To check that you have a solution to a desired number $k$ of decimal places, you should check that $a_n$ and $b_n$ agree to $k$ decimal places.
For example, our approximation of $\pi$ above does not even determine $\pi$ to one decimal place! Based on the interval $[3.125, 3.15625]$, to one decimal place, $\pi$ could be 3.1 or 3.2. To obtain $\pi$ to one decimal place, in fact, takes 7 iterations of the bisection method; but to obtain the second decimal place takes only one further iteration.
Exercise 8
Continue the example above computing an approximation to $\pi$, up to the eighth iteration of the bisection method, and verify that you can approximate $\pi$ to two decimal places.
For another example, when we approximated $\sqrt{2}$ above, it took $4$ iterations to find $\sqrt{2}$ to $1$ decimal place. It takes a further $7$ iterations to find $\sqrt{2}$ to $2$ decimal places!
Exercise 9
Continue the example above approximating to $\sqrt{2}$, up to $[a_{11}, b_{11}]$. Verify that it takes 11 iterations to approximate $\sqrt{2}$ to two decimal places.
Although the bisection method doubles its accuracy at each stage, its accuracy in terms of decimal places is much more haphazard!
We'll see later, in the Links Forward section, that there is a nice way to predict, based on the desired accuracy of our solution, just how many iterations of the bisection algorithm we need to calculate. On the other hand, we'll also see that, if we want a desired number of decimal places of accuracy, then it's harder to predict how many iterations of the bisection algorithm we will need.
Convergence of the bisection method
The best thing about the bisection method is that it is guaranteed to work. Provided you're using the method appropriately, you have a failsafe guarantee that the method works. That guarantee is the best possible type of guarantee: a mathematical theorem.
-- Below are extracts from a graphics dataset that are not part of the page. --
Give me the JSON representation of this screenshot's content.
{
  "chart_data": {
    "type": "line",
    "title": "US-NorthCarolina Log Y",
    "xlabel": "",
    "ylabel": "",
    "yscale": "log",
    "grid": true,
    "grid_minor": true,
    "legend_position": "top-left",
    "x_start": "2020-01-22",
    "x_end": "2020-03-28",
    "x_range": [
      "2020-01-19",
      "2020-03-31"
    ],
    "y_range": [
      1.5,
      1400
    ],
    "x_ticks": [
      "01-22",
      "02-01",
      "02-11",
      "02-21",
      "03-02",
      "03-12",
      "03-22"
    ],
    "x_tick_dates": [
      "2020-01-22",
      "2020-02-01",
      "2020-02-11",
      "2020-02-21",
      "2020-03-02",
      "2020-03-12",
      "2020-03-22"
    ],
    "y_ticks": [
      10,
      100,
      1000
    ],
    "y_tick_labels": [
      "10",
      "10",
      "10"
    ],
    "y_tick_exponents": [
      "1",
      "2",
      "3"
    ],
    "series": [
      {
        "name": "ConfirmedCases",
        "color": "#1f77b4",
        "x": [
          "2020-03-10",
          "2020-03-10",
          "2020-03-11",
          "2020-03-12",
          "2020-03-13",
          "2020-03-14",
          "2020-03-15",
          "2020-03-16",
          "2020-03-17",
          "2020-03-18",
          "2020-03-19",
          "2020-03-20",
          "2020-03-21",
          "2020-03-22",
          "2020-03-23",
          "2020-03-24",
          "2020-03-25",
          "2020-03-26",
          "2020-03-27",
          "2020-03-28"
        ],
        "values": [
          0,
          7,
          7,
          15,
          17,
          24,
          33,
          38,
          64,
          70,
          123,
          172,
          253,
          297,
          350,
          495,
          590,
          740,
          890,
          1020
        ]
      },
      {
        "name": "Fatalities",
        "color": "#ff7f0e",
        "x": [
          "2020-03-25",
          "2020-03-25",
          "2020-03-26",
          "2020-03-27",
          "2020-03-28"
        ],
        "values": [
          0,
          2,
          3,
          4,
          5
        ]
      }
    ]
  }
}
That is, if you're trying to solve $f(x) = 0$ in $[a,b]$, for a continuous function $f$, where $f(a)$ and $f(b)$ have opposite signs, then the bisection method is guaranteed to give you an arbitrarily good approximation to a solution.
"Arbitrarily good" means "as good as you want". You can say how good you want your approximation to be, and then, by applying the bisection method enough times, you can get the approximation you want.
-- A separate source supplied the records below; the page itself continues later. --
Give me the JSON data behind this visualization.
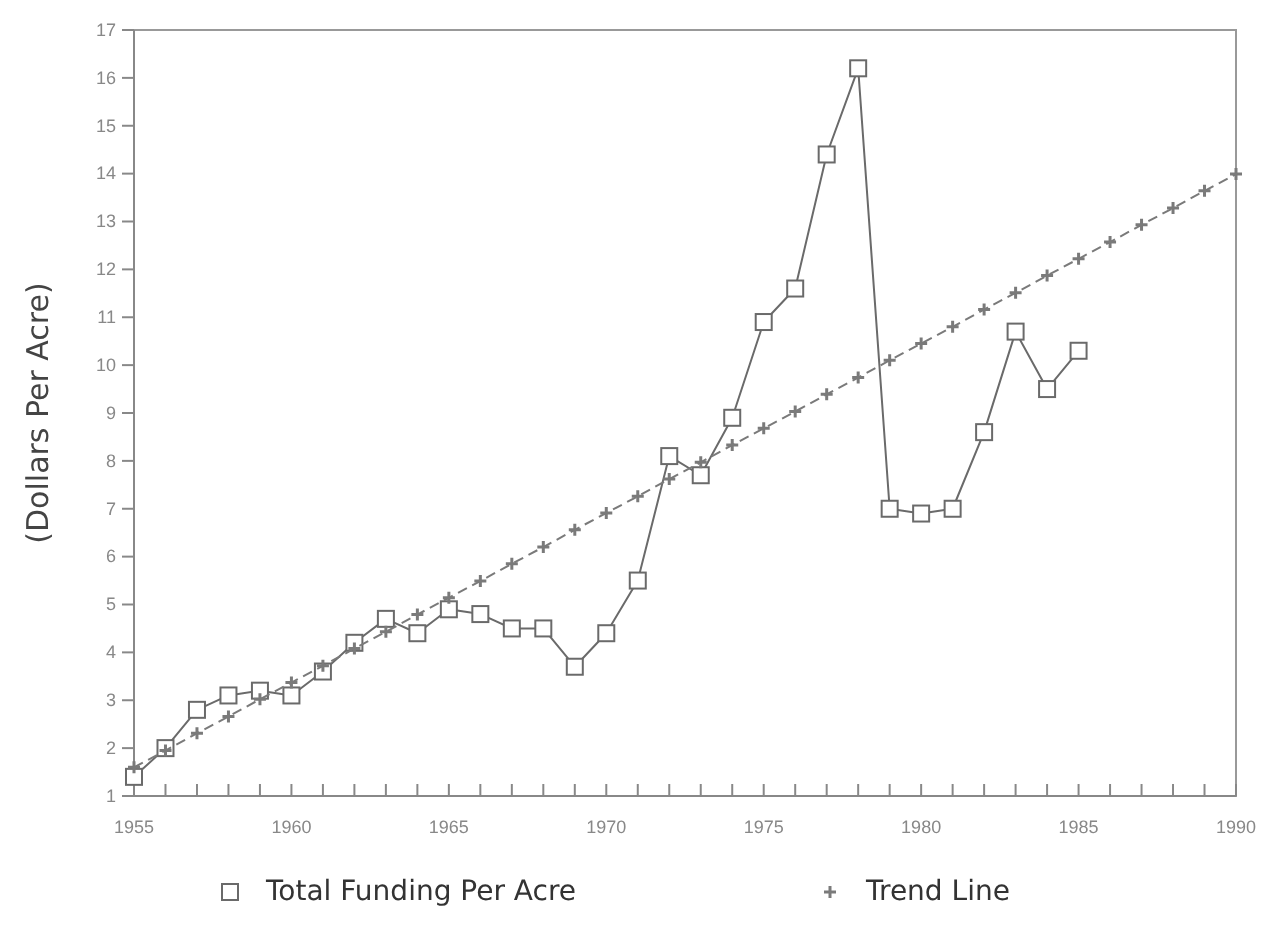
{
  "chart_data": {
    "type": "line",
    "ylabel": "(Dollars Per Acre)",
    "x": [
      1955,
      1956,
      1957,
      1958,
      1959,
      1960,
      1961,
      1962,
      1963,
      1964,
      1965,
      1966,
      1967,
      1968,
      1969,
      1970,
      1971,
      1972,
      1973,
      1974,
      1975,
      1976,
      1977,
      1978,
      1979,
      1980,
      1981,
      1982,
      1983,
      1984,
      1985
    ],
    "series": [
      {
        "name": "Total Funding Per Acre",
        "color": "#6a6a6a",
        "marker": "square",
        "line_style": "solid",
        "values": [
          1.4,
          2.0,
          2.8,
          3.1,
          3.2,
          3.1,
          3.6,
          4.2,
          4.7,
          4.4,
          4.9,
          4.8,
          4.5,
          4.5,
          3.7,
          4.4,
          5.5,
          8.1,
          7.7,
          8.9,
          10.9,
          11.6,
          14.4,
          16.2,
          7.0,
          6.9,
          7.0,
          8.6,
          10.7,
          9.5,
          10.3
        ]
      },
      {
        "name": "Trend Line",
        "color": "#7a7a7a",
        "marker": "cross",
        "line_style": "dashed",
        "x": [
          1955,
          1956,
          1957,
          1958,
          1959,
          1960,
          1961,
          1962,
          1963,
          1964,
          1965,
          1966,
          1967,
          1968,
          1969,
          1970,
          1971,
          1972,
          1973,
          1974,
          1975,
          1976,
          1977,
          1978,
          1979,
          1980,
          1981,
          1982,
          1983,
          1984,
          1985,
          1986,
          1987,
          1988,
          1989,
          1990
        ],
        "values": [
          1.6,
          1.95,
          2.31,
          2.66,
          3.02,
          3.37,
          3.72,
          4.08,
          4.43,
          4.79,
          5.14,
          5.49,
          5.85,
          6.2,
          6.56,
          6.91,
          7.26,
          7.62,
          7.97,
          8.33,
          8.68,
          9.03,
          9.39,
          9.74,
          10.1,
          10.45,
          10.8,
          11.16,
          11.51,
          11.87,
          12.22,
          12.57,
          12.93,
          13.28,
          13.64,
          13.99
        ]
      }
    ],
    "xlim": [
      1955,
      1990
    ],
    "xticks": [
      1955,
      {
        "value": 1956,
        "label": null
      },
      {
        "value": 1957,
        "label": null
      },
      {
        "value": 1958,
        "label": null
      },
      {
        "value": 1959,
        "label": null
      },
      1960,
      {
        "value": 1961,
        "label": null
      },
      {
        "value": 1962,
        "label": null
      },
      {
        "value": 1963,
        "label": null
      },
      {
        "value": 1964,
        "label": null
      },
      1965,
      {
        "value": 1966,
        "label": null
      },
      {
        "value": 1967,
        "label": null
      },
      {
        "value": 1968,
        "label": null
      },
      {
        "value": 1969,
        "label": null
      },
      1970,
      {
        "value": 1971,
        "label": null
      },
      {
        "value": 1972,
        "label": null
      },
      {
        "value": 1973,
        "label": null
      },
      {
        "value": 1974,
        "label": null
      },
      1975,
      {
        "value": 1976,
        "label": null
      },
      {
        "value": 1977,
        "label": null
      },
      {
        "value": 1978,
        "label": null
      },
      {
        "value": 1979,
        "label": null
      },
      1980,
      {
        "value": 1981,
        "label": null
      },
      {
        "value": 1982,
        "label": null
      },
      {
        "value": 1983,
        "label": null
      },
      {
        "value": 1984,
        "label": null
      },
      1985,
      {
        "value": 1986,
        "label": null
      },
      {
        "value": 1987,
        "label": null
      },
      {
        "value": 1988,
        "label": null
      },
      {
        "value": 1989,
        "label": null
      },
      1990
    ],
    "ylim": [
      1,
      17
    ],
    "yticks": [
      1,
      2,
      3,
      4,
      5,
      6,
      7,
      8,
      9,
      10,
      11,
      12,
      13,
      14,
      15,
      16,
      17
    ],
    "grid": false,
    "legend": "bottom"
  }
}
More formally, suppose you say that you want your approximation to be accurate to within a number $\epsilon$ (the Greek letter epsilon). That is, you want to arrive at an interval $[a_n, b_n]$ where $b_n - a_n < \epsilon$. Then, by applying the bisection method enough times, you can obtain such an interval $[a_n, b_n]$ with $b_n - a_n < \epsilon$.
We can summarise the above formally as a theorem.
Theorem
Let $f: [a,b] \rightarrow \mathbb{R}$ be a continuous function and suppose $f(a)$, $f(b)$ are both nonzero and have opposite signs. Let $\epsilon$ be a positive number. Then the bisection method, after a finite number $N$ of iterations, will produce an interval $[a_N, b_N]$ such that $b_N - a_N < \epsilon$.
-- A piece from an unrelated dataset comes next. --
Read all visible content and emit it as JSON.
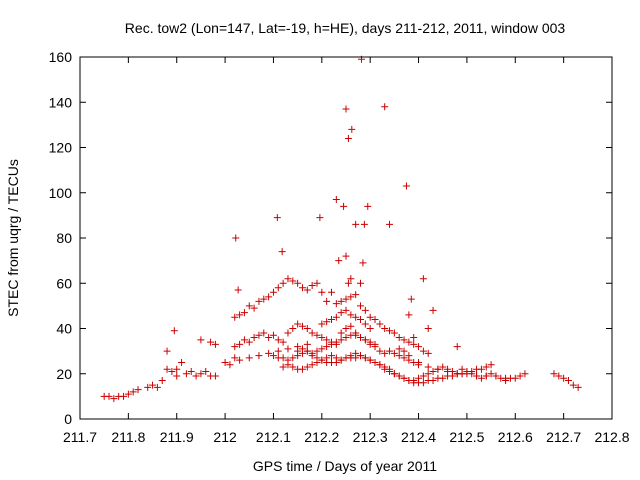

That is, after some finite number $N$ of iterations, we have a solution to $f(x)=0$ to within an accuracy of $\epsilon$.
Why is theorem true? The idea is simply that the lengths of the intervals $[a_n, b_n]$ halve at each stage. When you take a number and continually halve it, the number gets very small: as small as you like, smaller than any $\epsilon$ you prefer!
We'll see more details in the Links Forward section. There we will also see that there is a formula for $N$, the number of iterations of the bisection method required to obtain the desired accuracy.
The best thing about the bisection method may be that it is guaranteed to work, but the worst thing about the bisection method is that it is slow. We'll now see a method that is often much quicker in finding a solution — but not guaranteed to work every time.